Selasa, 05 Juli 2016

Fatwa untuk transgender di Pakistan


Pakistan bukan termasuk negara yang ikut dalam keriuh-rendahan ketika persamaan hak LGBT menjadi bahan pembicaraan hangat. Tetapi dibalik ketenangannya sebenarnya Pakistan telah mulai memberikan persamaan hak untuk salah satu unsur dalam LGBT yaitu Transgender di tahun 2012 dalam penerimaan warisan. Setahun sebelumnya juga diberikan hak untuk ikut dalam pemilu untuk transgender

Dan kini sekelompok ulama dari Pakistan bernama Tanzeem Ittehad-i-Ummat mengatakan bahwa transgender diperbolehkan menikah selama dalam rambu rambu tertentu. Transgender yang memiliki indikasi fisik pria diperbolehkan menikah dengan transgender yang memiliki indikasi fisik wanita. Pria ataupun wanita normal juga diperbolehkan menikah dengan transgender yang memiliki indikasi fisik yang jelas dan lawan jenis dari calon pengantinnya.

Selain itu transgender juga dinyatakan untuk berhak atas warisan dalam hukum islam dan diperbolehkan untuk dimakamkan dalam upacara islam. Fatwa ini ditanda tangani oleh 50 ulama di Pakistan dan diumumkan dibulan puasa kemarin

Detail tata laksana dalam keseluruhan hal ini masih tidak terlalu jelas sih. Karena sebenarnya transgender juga masih sering menjadi bahan olok olok, diskriminasi hingga kekerasan di Pakistan sendiri.

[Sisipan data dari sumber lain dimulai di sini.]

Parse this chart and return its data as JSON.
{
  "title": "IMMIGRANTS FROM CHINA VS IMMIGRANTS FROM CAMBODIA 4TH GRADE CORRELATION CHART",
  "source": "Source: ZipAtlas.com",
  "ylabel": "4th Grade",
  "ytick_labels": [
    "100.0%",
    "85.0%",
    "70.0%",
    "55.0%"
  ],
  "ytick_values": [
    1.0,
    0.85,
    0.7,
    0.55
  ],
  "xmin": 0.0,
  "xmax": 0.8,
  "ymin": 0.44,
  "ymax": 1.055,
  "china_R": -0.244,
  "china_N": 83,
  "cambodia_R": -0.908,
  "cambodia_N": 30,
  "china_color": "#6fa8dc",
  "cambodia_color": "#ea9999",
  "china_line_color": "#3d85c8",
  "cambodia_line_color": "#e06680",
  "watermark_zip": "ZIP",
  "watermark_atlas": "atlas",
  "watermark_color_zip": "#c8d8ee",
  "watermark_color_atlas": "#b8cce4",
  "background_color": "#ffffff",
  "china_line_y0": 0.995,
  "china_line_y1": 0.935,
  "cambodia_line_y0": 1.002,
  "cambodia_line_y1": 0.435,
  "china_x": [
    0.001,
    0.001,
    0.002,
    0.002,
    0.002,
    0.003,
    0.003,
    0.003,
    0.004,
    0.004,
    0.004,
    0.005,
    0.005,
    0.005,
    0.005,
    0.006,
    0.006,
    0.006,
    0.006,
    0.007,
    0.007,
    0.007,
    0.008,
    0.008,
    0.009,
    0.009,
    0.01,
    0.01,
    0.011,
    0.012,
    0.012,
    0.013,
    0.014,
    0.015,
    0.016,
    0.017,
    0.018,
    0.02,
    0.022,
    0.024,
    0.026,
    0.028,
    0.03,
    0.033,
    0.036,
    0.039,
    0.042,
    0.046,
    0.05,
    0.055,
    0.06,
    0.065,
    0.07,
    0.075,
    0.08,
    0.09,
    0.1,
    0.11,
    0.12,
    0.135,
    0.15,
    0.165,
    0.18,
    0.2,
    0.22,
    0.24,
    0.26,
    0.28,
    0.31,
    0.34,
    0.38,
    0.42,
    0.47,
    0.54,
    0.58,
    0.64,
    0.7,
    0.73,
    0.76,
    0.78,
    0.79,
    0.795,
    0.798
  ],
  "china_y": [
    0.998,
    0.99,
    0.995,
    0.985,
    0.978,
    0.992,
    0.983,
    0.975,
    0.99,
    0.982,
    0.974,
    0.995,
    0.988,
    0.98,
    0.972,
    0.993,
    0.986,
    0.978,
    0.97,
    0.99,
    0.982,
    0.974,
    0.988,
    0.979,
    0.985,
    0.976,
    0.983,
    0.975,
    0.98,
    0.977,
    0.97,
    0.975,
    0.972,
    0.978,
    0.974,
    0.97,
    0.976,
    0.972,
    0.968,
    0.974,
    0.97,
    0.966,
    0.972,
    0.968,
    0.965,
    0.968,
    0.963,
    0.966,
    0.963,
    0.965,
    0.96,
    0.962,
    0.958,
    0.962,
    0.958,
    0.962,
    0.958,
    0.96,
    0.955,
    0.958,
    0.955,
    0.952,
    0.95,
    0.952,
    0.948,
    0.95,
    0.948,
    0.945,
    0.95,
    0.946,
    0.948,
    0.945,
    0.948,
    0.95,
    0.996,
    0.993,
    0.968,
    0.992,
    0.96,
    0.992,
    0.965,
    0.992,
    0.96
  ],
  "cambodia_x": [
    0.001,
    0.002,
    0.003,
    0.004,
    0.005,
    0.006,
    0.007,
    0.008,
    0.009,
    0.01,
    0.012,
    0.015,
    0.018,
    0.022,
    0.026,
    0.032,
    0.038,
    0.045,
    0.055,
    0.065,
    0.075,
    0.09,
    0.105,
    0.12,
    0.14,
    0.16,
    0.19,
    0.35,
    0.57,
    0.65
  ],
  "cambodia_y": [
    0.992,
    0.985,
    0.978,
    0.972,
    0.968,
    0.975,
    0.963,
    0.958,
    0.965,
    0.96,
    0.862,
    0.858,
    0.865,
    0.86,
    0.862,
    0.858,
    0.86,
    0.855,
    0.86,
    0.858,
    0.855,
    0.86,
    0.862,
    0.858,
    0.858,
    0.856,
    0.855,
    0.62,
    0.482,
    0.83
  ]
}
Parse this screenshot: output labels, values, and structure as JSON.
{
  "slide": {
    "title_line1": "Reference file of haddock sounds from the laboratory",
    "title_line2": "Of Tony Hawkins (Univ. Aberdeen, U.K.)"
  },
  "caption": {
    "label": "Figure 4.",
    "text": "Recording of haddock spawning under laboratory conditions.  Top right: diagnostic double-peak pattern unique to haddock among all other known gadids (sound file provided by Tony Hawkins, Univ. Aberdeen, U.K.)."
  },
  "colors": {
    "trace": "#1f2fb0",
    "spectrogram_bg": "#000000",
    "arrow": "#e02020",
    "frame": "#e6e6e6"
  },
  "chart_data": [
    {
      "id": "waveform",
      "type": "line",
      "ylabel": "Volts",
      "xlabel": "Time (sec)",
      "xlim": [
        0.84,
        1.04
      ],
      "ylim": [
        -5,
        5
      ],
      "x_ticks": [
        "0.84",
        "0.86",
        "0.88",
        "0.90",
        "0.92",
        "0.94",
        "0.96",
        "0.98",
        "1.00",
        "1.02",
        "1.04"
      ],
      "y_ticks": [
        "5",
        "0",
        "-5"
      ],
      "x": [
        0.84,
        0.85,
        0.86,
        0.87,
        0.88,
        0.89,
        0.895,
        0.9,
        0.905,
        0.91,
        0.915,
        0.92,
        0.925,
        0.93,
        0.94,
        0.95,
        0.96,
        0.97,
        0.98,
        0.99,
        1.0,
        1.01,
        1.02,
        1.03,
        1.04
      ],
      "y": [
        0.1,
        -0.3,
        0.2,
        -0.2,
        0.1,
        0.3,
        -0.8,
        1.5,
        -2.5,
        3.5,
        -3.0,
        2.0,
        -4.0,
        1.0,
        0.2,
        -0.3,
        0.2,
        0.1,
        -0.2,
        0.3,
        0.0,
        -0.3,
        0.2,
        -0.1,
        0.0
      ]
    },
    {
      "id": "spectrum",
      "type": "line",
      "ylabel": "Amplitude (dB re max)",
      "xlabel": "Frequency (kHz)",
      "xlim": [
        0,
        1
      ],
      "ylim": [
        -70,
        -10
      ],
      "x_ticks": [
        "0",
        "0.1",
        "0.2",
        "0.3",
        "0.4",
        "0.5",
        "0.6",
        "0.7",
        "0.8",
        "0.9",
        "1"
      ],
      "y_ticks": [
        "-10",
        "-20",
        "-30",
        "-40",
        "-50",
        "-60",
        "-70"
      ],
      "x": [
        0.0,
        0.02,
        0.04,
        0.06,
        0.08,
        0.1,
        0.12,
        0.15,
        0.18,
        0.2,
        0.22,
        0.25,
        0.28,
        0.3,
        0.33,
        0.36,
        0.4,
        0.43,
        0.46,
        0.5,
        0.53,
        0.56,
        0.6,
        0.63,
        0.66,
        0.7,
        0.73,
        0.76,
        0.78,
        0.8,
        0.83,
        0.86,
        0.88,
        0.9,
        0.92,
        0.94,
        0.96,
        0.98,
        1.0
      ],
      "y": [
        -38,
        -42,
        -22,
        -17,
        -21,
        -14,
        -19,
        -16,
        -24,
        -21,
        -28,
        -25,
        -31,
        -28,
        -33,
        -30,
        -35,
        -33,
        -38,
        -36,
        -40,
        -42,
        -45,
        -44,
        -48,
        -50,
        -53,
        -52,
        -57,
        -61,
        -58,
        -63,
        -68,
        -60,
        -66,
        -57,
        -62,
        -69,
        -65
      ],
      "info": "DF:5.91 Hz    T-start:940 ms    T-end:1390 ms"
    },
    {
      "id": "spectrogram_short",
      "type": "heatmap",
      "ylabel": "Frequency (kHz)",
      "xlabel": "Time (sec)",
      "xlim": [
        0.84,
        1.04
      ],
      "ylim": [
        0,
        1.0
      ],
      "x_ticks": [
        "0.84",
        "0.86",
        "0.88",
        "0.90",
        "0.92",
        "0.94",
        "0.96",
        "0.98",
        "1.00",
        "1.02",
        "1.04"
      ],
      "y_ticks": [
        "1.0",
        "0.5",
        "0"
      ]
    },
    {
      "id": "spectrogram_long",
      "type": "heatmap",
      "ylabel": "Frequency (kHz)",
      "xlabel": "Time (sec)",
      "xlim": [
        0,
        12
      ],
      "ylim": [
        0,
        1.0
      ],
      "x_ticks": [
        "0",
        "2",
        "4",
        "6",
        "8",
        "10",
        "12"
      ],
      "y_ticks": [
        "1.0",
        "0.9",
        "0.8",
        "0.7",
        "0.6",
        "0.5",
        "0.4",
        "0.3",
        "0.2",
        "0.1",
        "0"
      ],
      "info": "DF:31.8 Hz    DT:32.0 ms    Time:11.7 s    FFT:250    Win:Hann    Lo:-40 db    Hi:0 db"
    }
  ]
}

Tapi di dalam fatwanya jelas disebutkan bahwa merendahkan dan melecehkan transgender jelas salah di dalam hukum shariah

"Menyebutkan hal hal tidak pantas terhadap transgender, mempermainkan mereka, menggoda mereka atau memikirkan bahwa mereka lebih rendah dari yang lain adalah bertentangan dengan hukum shariah, karena perbuatan itu seolah olah tidak menghormati ciptaan Allah, yang jelas sudah salah hukumnya", kata fatwa tersebut

Jadi ingat mengenai pesantren transgender di Yogya yg dipaksa tutup yah. Coba mereka mendapatkan dukungan seperti ini juga.